C'est vraiment bon. Comme dit plus haut, c'est ma première fois avec
Dean Koontz, petit coquin que je suis, et j'ai vraiment pris mon pied – on n'a qu'à continuer dans les allusions sexuelles. Dans sa première moitié,
Spectres fait peur, très peur. C'est violent, spectaculaire,
Koontz a un sens du suspense inégalé (même
Stephen King fait pâle figure, à côté). Les personnages principaux sont très attachants : on s'entend tout de suite bien avec les filles Jenny et Lisa, mais aussi avec Bryce, le shérif de Santa Mira, ainsi que quelques gars de son équipe. Histoire de consolider l'arc narratif de Snowfield,
Koontz rajoute d'autres sujets dont on comprend leur importance et leur intérêt au fur et à mesure des pages tournées. Certaines scènes sont très réussies et particulièrement éprouvantes. Je pense notamment à celle où plusieurs personnages sont devant la porte entrouverte d'une chambre froide dont l'intérieur n'est pas éclairé et de laquelle sort la voix d'un flic présumé mort.
L'une des grandes forces de
Koontz, est qu'il ne cède jamais à la facilité en disant « Hey, en fait les gars, c'est juste une force surnaturelle qui est à l'oeuvre ». Non, chaque ligne de dialogue suinte le rationnel, chaque personnage (on a quand même une doctoresse, des flics et des militaires) transpire le rationnel. Et c'est d'ailleurs ce qui rend le tout encore plus horrible: le responsable de toutes les morts semble être quelque chose faisant partie de notre monde.
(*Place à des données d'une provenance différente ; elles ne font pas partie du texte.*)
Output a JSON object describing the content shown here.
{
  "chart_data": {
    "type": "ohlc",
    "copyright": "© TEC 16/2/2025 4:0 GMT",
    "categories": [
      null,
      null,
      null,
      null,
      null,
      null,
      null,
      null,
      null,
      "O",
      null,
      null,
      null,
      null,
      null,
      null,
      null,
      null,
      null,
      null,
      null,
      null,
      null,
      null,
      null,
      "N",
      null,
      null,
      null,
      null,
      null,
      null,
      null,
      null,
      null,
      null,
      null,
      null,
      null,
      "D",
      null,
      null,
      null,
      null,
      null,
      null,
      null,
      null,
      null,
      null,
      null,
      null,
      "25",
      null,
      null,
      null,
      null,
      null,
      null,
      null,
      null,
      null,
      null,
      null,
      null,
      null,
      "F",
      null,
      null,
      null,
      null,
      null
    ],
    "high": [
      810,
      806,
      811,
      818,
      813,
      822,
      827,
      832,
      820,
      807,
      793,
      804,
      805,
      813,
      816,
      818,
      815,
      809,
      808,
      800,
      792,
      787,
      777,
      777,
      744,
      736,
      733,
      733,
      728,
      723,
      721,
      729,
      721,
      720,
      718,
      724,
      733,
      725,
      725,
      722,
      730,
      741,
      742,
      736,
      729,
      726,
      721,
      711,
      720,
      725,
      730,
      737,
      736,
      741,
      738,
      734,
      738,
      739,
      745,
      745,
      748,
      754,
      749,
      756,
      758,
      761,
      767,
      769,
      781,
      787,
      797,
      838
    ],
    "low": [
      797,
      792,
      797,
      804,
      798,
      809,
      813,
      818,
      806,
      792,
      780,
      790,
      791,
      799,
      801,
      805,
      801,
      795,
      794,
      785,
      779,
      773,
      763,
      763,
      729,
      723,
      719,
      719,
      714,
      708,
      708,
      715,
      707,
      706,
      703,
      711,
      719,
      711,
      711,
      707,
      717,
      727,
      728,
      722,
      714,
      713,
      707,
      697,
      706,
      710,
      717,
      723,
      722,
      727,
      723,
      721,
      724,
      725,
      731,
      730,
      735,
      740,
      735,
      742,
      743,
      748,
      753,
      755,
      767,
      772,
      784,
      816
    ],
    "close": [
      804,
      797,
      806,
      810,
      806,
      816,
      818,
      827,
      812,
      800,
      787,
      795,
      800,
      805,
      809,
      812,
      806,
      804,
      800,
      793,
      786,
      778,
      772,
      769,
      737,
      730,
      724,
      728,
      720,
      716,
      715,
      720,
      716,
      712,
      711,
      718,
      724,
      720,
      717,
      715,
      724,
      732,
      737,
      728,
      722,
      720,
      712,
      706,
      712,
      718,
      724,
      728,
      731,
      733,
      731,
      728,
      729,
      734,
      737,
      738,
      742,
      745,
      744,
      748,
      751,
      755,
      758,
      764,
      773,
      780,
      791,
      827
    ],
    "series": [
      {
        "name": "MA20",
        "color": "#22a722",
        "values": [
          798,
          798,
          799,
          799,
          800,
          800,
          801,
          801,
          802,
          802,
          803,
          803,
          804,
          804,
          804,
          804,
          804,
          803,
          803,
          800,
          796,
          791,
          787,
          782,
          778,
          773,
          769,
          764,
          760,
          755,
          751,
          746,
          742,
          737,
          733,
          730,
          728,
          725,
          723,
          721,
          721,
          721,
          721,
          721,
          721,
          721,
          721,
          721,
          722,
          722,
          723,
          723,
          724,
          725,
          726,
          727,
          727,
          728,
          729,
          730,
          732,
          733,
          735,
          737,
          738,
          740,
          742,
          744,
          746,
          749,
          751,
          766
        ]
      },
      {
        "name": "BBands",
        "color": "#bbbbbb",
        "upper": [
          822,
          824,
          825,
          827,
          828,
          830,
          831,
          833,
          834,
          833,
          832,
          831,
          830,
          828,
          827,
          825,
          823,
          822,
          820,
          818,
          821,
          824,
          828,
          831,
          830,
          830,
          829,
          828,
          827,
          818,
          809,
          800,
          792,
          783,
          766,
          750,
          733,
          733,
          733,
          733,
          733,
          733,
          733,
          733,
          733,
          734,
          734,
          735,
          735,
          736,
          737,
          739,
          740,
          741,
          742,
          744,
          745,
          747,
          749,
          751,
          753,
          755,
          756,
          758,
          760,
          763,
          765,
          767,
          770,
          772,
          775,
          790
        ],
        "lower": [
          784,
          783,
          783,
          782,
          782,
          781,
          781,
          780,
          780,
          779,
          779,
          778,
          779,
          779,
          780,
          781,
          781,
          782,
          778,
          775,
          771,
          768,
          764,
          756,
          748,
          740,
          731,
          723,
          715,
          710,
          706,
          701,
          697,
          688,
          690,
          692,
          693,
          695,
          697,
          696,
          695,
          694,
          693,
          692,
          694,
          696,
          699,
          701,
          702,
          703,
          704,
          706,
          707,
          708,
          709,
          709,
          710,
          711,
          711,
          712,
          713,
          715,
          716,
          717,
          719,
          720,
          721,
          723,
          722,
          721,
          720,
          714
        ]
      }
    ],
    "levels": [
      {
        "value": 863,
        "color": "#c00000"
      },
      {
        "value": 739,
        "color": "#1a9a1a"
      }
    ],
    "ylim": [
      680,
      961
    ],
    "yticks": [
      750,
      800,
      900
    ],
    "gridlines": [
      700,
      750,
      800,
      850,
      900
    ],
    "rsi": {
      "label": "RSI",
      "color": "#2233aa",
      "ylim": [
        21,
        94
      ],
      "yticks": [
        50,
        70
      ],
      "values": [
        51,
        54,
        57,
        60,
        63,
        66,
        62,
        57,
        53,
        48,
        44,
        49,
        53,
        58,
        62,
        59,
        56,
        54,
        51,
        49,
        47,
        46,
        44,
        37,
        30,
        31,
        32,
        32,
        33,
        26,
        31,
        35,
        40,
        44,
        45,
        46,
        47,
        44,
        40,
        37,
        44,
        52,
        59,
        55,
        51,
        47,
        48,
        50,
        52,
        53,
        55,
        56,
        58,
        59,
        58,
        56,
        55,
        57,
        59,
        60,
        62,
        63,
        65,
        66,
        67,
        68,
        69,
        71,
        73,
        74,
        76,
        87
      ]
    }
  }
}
Seulement… La seconde moitié vient contrebalancer la première, d'un point de vue qualitatif. La raison de tous les événements et surtout la solution au problème sont vraiment décevantes. Surtout la solution, oui, parce que trouvée assez rapidement, et on sent un essoufflement d'imaginaire de la part de l'auteur.
Il est très difficile – pour ne pas dire impossible – de ne pas penser aux scénarios des films cultes que sont Predator et Alien qui s'appuient sur le même principe que
Spectres : un groupe d'individus est pris en chasse par quelque chose dont n'apprend la nature qu'à la toute fin. Comme disait
Lovecraft, il n'y a rien de plus effrayant que l'inconnu.
Et la petite anecdote qui fait plaisir : l'une des victimes est un prêtre, le père Callahan, qui n'est autre qu'un clin d'oeil adressé à
Stephen King, puisque le personnage de Callahan est présent dans
Salem et le cycle de la Tour Sombre. Un autre personnage quant à
lui s'appelle Arkham, référence évidente à
Lovecraft dont l'esprit n'est finalement pas si évoqué que ça. Quoique fan du Maître de Providence depuis une époque où il n'était pas aussi populaire qu'aujourd'hui, j'apprécie le fait que
Koontz ne cherche pas systématiquement à
lui pomper des idées, comme beaucoup d'auteurs horrifiques le font malheureusement aujourd'hui.